The company also reported another set of figures that cover patients who’ve received at least one dose of tirzepatide and stayed in the study, irrespective of whether they stuck to taking the drug, or whether they took a rescue therapy or not, Fernández Landó said.
These figures are, understandably, somewhat lower—patients taking the top dose saw a 1.69% reduction in blood sugar compared to the 2.07% seen in the more conscientious group—but are what regulators want to see as they are closer to how the drug is expected to perform in the real world.
The drug’s safety profile was similar to that of other GLP-1 drugs. The most common side effects were gastrointestinal and were mostly mild to moderate, including nausea, diarrhea and vomiting.

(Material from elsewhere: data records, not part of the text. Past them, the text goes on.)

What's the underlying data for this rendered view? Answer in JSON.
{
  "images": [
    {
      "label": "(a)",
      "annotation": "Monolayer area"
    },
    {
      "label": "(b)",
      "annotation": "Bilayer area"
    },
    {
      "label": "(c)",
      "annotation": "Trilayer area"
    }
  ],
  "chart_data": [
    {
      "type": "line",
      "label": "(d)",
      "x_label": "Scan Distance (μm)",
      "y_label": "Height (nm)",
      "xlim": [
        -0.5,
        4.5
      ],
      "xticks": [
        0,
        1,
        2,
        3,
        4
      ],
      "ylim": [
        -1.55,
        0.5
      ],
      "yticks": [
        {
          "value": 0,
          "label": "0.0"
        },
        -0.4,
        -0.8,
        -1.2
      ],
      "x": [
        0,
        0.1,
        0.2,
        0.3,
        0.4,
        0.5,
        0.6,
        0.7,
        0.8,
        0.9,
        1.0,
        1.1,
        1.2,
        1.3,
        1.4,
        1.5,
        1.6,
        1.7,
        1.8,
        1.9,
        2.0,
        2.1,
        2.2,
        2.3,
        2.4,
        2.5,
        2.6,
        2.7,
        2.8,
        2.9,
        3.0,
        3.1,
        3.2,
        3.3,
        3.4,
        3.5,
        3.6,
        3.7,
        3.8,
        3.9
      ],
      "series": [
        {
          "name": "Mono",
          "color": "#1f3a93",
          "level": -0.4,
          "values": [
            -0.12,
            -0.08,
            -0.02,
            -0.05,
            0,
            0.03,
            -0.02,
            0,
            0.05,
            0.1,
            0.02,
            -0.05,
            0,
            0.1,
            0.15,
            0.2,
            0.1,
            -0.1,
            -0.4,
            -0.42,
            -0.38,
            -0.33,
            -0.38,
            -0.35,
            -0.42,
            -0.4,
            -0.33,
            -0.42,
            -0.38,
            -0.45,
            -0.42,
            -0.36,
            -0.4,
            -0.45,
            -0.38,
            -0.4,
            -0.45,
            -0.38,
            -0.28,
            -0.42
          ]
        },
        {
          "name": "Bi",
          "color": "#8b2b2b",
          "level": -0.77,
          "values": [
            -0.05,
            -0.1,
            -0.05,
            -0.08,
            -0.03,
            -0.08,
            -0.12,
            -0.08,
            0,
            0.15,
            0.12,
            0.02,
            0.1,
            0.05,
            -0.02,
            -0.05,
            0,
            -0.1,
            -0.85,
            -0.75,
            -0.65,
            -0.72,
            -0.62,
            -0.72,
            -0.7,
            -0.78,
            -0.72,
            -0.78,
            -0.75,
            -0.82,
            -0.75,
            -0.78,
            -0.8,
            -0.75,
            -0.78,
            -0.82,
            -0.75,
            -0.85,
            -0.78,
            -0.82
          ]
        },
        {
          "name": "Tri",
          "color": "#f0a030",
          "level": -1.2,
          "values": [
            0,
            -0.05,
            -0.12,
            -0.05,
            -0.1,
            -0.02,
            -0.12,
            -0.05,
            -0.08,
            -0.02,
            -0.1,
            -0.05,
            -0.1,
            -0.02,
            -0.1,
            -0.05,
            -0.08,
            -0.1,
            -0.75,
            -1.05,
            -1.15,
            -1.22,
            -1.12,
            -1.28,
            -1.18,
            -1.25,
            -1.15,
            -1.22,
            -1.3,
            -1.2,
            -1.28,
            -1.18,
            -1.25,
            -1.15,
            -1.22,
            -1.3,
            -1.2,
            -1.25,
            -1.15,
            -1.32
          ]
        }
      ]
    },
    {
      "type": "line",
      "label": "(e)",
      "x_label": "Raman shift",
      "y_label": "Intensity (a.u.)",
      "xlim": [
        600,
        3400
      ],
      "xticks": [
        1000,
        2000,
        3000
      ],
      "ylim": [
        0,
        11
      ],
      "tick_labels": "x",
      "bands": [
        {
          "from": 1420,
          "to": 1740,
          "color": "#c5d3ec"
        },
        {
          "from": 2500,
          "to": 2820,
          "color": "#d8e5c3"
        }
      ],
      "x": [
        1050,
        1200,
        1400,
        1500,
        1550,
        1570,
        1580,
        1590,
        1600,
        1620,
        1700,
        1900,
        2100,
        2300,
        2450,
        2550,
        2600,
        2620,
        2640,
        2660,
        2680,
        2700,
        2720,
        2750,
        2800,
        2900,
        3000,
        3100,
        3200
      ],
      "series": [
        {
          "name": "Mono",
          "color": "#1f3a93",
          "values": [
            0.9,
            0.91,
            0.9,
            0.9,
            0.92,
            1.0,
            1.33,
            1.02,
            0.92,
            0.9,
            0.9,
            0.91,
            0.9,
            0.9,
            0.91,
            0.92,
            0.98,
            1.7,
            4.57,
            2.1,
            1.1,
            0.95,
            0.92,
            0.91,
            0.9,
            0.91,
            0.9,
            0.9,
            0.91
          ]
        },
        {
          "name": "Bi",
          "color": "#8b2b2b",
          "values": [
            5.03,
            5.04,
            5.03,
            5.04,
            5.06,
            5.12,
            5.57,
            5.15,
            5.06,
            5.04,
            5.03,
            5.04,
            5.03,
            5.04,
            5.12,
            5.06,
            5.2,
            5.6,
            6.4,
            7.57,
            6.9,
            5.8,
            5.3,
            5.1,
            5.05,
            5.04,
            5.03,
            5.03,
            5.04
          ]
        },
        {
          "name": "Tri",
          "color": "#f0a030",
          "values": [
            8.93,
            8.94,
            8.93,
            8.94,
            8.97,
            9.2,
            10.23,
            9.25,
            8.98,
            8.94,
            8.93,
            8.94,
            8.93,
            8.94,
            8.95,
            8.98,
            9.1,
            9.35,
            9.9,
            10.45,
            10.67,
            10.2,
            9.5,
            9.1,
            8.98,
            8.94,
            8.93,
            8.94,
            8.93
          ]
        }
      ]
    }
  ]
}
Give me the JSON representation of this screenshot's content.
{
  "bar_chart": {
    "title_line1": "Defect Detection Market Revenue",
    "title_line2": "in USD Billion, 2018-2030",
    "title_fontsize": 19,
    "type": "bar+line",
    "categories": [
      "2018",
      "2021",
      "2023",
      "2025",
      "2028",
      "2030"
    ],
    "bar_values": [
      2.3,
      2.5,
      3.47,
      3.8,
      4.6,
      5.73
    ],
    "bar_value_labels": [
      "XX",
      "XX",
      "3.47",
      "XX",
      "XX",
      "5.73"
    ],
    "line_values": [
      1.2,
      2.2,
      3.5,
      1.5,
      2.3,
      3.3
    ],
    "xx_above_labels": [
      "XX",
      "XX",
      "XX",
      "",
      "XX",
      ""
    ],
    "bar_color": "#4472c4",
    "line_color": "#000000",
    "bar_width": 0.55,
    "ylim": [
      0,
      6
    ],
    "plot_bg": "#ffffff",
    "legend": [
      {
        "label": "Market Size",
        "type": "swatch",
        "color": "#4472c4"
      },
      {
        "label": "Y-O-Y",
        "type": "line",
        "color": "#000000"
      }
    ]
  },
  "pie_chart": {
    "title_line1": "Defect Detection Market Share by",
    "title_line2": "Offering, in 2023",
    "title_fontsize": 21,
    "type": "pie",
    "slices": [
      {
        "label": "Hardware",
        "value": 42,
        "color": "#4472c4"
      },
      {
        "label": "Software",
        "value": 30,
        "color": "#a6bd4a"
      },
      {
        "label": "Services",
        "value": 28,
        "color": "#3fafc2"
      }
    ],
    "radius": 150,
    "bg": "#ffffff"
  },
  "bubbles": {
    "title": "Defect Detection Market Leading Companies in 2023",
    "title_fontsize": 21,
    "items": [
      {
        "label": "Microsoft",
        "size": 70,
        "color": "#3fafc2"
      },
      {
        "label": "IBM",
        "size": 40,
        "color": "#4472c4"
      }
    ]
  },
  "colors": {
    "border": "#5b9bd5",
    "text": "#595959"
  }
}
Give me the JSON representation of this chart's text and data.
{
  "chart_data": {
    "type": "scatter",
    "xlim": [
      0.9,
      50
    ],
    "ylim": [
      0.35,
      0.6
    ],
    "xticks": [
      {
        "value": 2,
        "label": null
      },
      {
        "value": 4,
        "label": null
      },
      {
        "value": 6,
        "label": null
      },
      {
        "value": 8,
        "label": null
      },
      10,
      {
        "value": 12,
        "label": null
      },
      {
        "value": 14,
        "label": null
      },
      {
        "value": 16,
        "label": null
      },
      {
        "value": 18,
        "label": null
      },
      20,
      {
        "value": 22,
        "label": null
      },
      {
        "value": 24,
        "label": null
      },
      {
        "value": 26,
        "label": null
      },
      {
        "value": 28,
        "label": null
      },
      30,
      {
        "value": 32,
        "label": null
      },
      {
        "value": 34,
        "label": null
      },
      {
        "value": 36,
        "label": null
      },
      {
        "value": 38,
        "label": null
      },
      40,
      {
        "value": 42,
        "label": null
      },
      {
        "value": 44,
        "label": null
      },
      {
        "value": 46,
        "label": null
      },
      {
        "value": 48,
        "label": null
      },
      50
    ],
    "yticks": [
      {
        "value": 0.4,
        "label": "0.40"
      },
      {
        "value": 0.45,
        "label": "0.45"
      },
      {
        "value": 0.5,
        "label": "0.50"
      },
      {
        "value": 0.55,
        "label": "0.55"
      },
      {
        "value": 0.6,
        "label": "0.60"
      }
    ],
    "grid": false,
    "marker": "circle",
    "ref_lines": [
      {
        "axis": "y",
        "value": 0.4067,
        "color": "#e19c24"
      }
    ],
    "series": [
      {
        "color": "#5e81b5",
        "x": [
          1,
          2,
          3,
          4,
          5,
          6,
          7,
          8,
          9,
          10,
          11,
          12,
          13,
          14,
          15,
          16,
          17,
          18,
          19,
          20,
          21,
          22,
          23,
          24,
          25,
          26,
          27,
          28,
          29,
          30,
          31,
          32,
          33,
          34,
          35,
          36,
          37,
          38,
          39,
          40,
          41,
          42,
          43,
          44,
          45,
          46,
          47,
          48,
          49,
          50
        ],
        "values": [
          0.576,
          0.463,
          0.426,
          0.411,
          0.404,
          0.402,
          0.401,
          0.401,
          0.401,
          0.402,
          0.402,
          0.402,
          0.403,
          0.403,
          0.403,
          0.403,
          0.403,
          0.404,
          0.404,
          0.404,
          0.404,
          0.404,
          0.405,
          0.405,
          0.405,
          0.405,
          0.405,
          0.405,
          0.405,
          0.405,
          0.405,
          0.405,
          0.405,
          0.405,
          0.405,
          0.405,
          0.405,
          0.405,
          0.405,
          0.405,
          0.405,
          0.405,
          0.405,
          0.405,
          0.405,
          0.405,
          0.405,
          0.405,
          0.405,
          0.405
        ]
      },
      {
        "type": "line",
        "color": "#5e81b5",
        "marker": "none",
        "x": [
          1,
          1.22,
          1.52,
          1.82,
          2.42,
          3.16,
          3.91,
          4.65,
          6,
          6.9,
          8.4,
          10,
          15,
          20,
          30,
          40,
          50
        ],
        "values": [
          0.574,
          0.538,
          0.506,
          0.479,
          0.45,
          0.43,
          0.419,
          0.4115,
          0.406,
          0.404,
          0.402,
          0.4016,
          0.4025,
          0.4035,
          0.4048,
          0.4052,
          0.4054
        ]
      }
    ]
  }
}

Less than 10% of the patients taking the two lower doses of tirzepatide quit the study, while this figure was higher for those taking the top dose (22%) and placebo (15%). However, most of the patients in the 15 mg and placebo groups who left did so for “reasons other than adverse events,” including concerns about the pandemic, family or work.
The data, published in The Lancet and presented virtually on Saturday at the annual meeting of the American Diabetes Association, come from one of five phase 3 studies that will support an FDA submission for tirzepatide by the end of the year.
The company also presented data from three of those studies at the meeting. One trial pitted tirzepatide against Novo Nordisk’s Tresiba (insulin degludec); another compared it to placebo as an add-on treatment to insulin glargine, marketed by Sanofi as Lantus and Toujeo; and the last tested it against Novo Nordisk’s Ozempic. In all three, tirzepatide outshone its contenders.
“In the Surpass program, we have studied tirzepatide across the whole diabetes treatment spectrum, from monotherapy in patients with a short duration of diabetes to patients who have 13 years duration of diabetes and… require an additional therapy beyond basal insulin,” Fernández Landó said.